I’ve been a little obsessed lately with the nature of gossip and wondering if perhaps a redefine of what it really is might be in order?
Like you, I grew up being told that gossip was “Telling lies to hurt people”. Though certainly true, this definition is not robust enough to deal with the true nature of gossip I think, it’s slipperier than that.
Firstly people who tell lies rarely admit that they do.
Why is that? Well, the first lie a liar has to swallow is that they’re not one of course! As long as there is a seed of truth the rest of the addendums can be ignored because they originate from a document we like to think of as “fact”. Adding a little sugar to the coffee is only natural.
The problem is that real issues are quite simple once they’re boiled down, but addendums are what add spice to an otherwise dull existence of owning up to one’s mistakes.
Example. I can’t recall ever stopping in the middle of an argument with my wife and saying “I’M JUST MAD BECAUSE I WAS WRONG AND NOW I CAN’T SEEM TO STOP ARGUING AND I’M MAD ABOUT THAT TOO!”. Or “I’M NOT GETTING WHAT I WANT! IF YOU WOULD GIVE IT TO ME I THINK I WOULDN’T BE MAD ANYMORE BUT I’M NOT SURE!”
It would be boring to be that honest, hence the production that follows.
“Telling lies to hurt someone.”
If admitting to lying is difficult, we can’t even admit we hurt anyone anymore. It’s always “I’m sorry you felt that way”… translated “If there wasn’t something wrong with you you wouldn’t have been hurt by what I just did”. Great. Now I feel even better.

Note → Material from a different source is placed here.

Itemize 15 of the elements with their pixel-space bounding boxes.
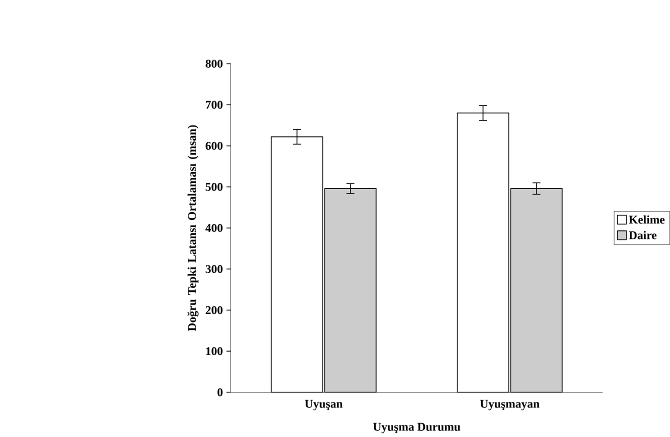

Heck, admitting to wanting to hurt someone is almost taboo these days. I wonder when it will become fashionable again to openly say the real reason you and I hurt people: We wanted to. Duh.
Sure there’s the odd time someone picks up something we didn’t lay down because they were hoping we would, but my intent in doing something wrong IS TO HURT. That’s why it’s wrong in the first place.
So let’s graduate, shall we, from the kindergarten version of gossip and enter into a realm that could change the outcome of, say, the relationships that matter most to you in the world?
Let’s add an element of scary and throw in a different feasible definition of gossip. What if it’s not only speaking lies to hurt, but more along the lines of:
“Needless EVALUATION of things I have no business evaluating?” Oh, I do that fifty times a day.
“Can you believe the way Rob is raising those boys!!?”
“Can you believe she wore THAT to school?”
“I wouldn’t have bought that car. What a waste of money!”
“My boss is an idiot!”
“Can you believe what my husband did?”
Mic drop.
The human heart is rife with the foundation of Insecurity. We all have a burning desire to appear desirable to those around us, and the shortcut to the temptation of Gossip Island is like shooting fish in a barrel.
There are a couple of ways to be desirable in my mind:
- I can work hard on myself and be the best I can be and let you decide if you like me or not, or
- I can destroy my competition with a few well placed phrases and appear better to you.
Way 1 takes a lifetime and Way 2 takes about fifteen seconds.
There are another couple of lies we have to believe about gossip for us to keep doing it, and they are as follows:
- It’s not gossip if it’s true.
- It’s not gossip if I’m trying to help.
Wrong and wrong.
The truth has nothing to do with gossip. In fact, the truth IN gossip is what makes it so tempting in the first place! The nature of truth sets you free (Bible), but gossip never set anything free because the foundation of gossip is an untruth: “I have the RIGHT TO SPEAK when I don’t”. The truth is that gossip is bad and hurts people including you. Every single time.
Which must mean that if I gossip I’m not trying to help either, I’m just trying to help myself.
Having said that, when my teenage daughter accuses me of gossiping about her to her mother (she wouldn’t but….) my response would be a broad smile and “Oh sweetheart. Your life IS MY BUSINESS! Get used to it.”
But gossip never simplifies issues. The author of Proverbs 26:20 says “When you run out of wood the fire goes out: when the gossip ends, the quarrel dies down.”
I have a decent brain (I think:), but when I was young I used nearly all of my horsebrainpower trying to figure out everybody else’s lives before I came to realize the truth:
You’re not responsible to change what you’re not responsible for (and people generally won’t let you anyways), and
The great trap to distract me from changing things I’m actually responsible for is to try and change what I’m not.
Oh and my mom always told me to mind my own business and just take the trash out because she was mom and I wasn’t.